Art moderne

Centre Georges Pompidou - Les séductions de Brancusi

De L’Orgueil à l’Oiseau dans l’espace, l’évidence de la sculpture

Par Alain Cueff · Le Journal des Arts

Le 1 mai 1995 - 771 mots

La toute première rétrospective de l’œuvre de Brancusi jamais organisée en France célèbre l’irrésistible séduction de celui que l’on présente généralement comme l’inventeur de la sculpture moderne. Près de deux cents œuvres sont exposées au MNAM, sous très haute surveillance, jusqu’à la fin août.

Paris -  À la fois rustique et raffiné, selon les témoignages de ceux qui l’ap­prochèrent, Constantin Bran­cusi avait coutume d’accueillir ses visiteurs avec du fromage de brebis et du champagne, quand il ne les refoulait pas de son atelier sans ménagements. La rudesse du bûcheron des Carpates, pourtant, n’était pas un obstacle aux poses mondaines qu’il affectait dans la vie parisienne et qui le firent reconnaître comme un personnage hors du commun.

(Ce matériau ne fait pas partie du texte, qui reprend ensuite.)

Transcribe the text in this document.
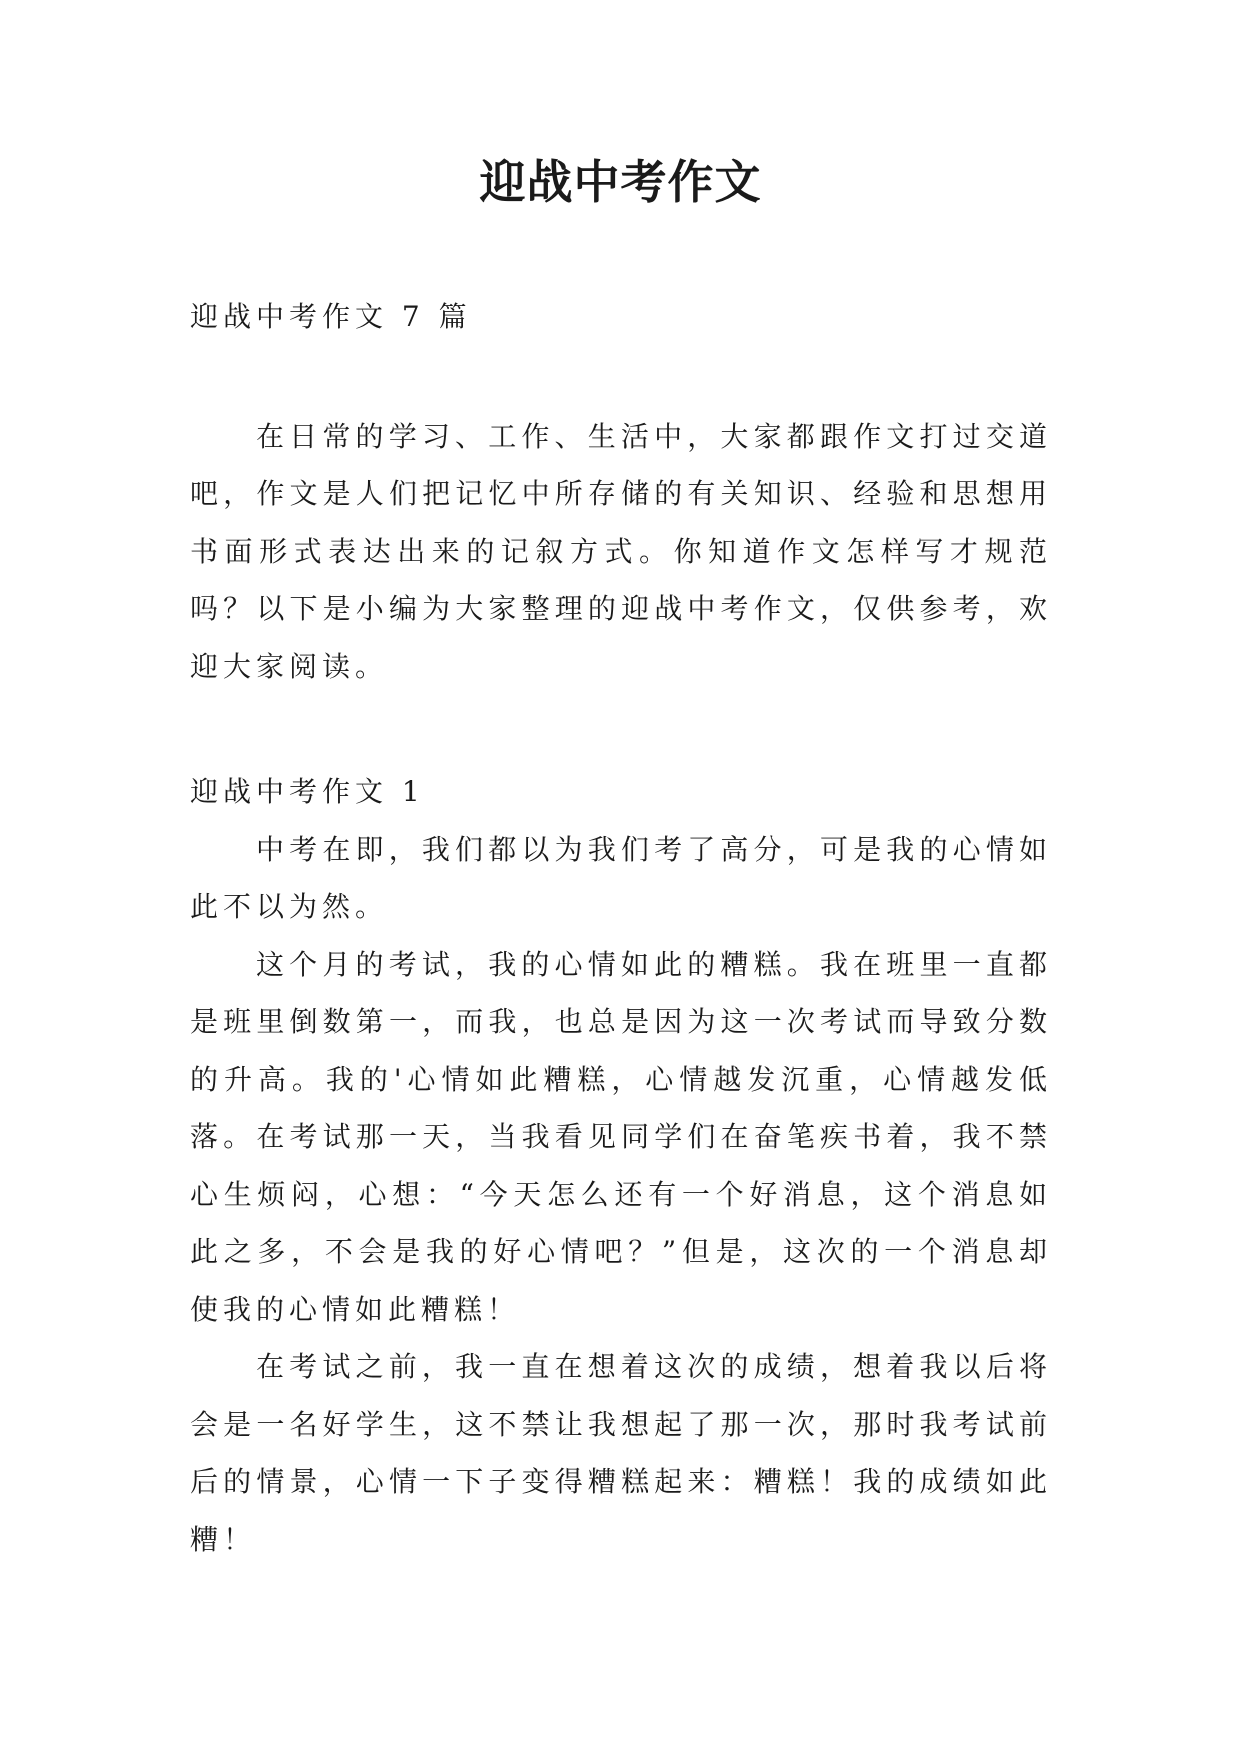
迎战中考作文

迎战中考作文 7 篇

在日常的学习、工作、生活中，大家都跟作文打过交道吧，作文是人们把记忆中所存储的有关知识、经验和思想用书面形式表达出来的记叙方式。你知道作文怎样写才规范吗？以下是小编为大家整理的迎战中考作文，仅供参考，欢迎大家阅读。

迎战中考作文 1

中考在即，我们都以为我们考了高分，可是我的心情如此不以为然。

这个月的考试，我的心情如此的糟糕。我在班里一直都是班里倒数第一，而我，也总是因为这一次考试而导致分数的升高。我的'心情如此糟糕，心情越发沉重，心情越发低落。在考试那一天，当我看见同学们在奋笔疾书着，我不禁心生烦闷，心想：“今天怎么还有一个好消息，这个消息如此之多，不会是我的好心情吧？”但是，这次的一个消息却使我的心情如此糟糕！

在考试之前，我一直在想着这次的成绩，想着我以后将会是一名好学生，这不禁让我想起了那一次，那时我考试前后的情景，心情一下子变得糟糕起来：糟糕！我的成绩如此糟！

Ces traits contradictoires, où entrait sans aucun doute beaucoup de ruse, se retrouvent naturellement dans son œuvre. Se disant préoccupé par l’envol des formes, Brancusi était un sculpteur de poids, traquant dans les matières les plus diverses l’équilibre le plus juste entre la grâce et la gravité, entre la légèreté moderne et certaine lourdeur aussi primitive que rurale.

Un art classique
Si cette opposition n’avait pas été perceptible, affirmée dès les premières œuvres, relancée en permanence dans les multiples versions qu’il donnait d’une même forme, renforcée par le jeu du socle et des matériaux, sa sculpture serait restée un exercice ingrat dans l’histoire de la modernité et n’aurait certes pas eu cette puissante séduction que la présentation du Centre Pompidou appuie par un dispositif architectural irréprochable en soi.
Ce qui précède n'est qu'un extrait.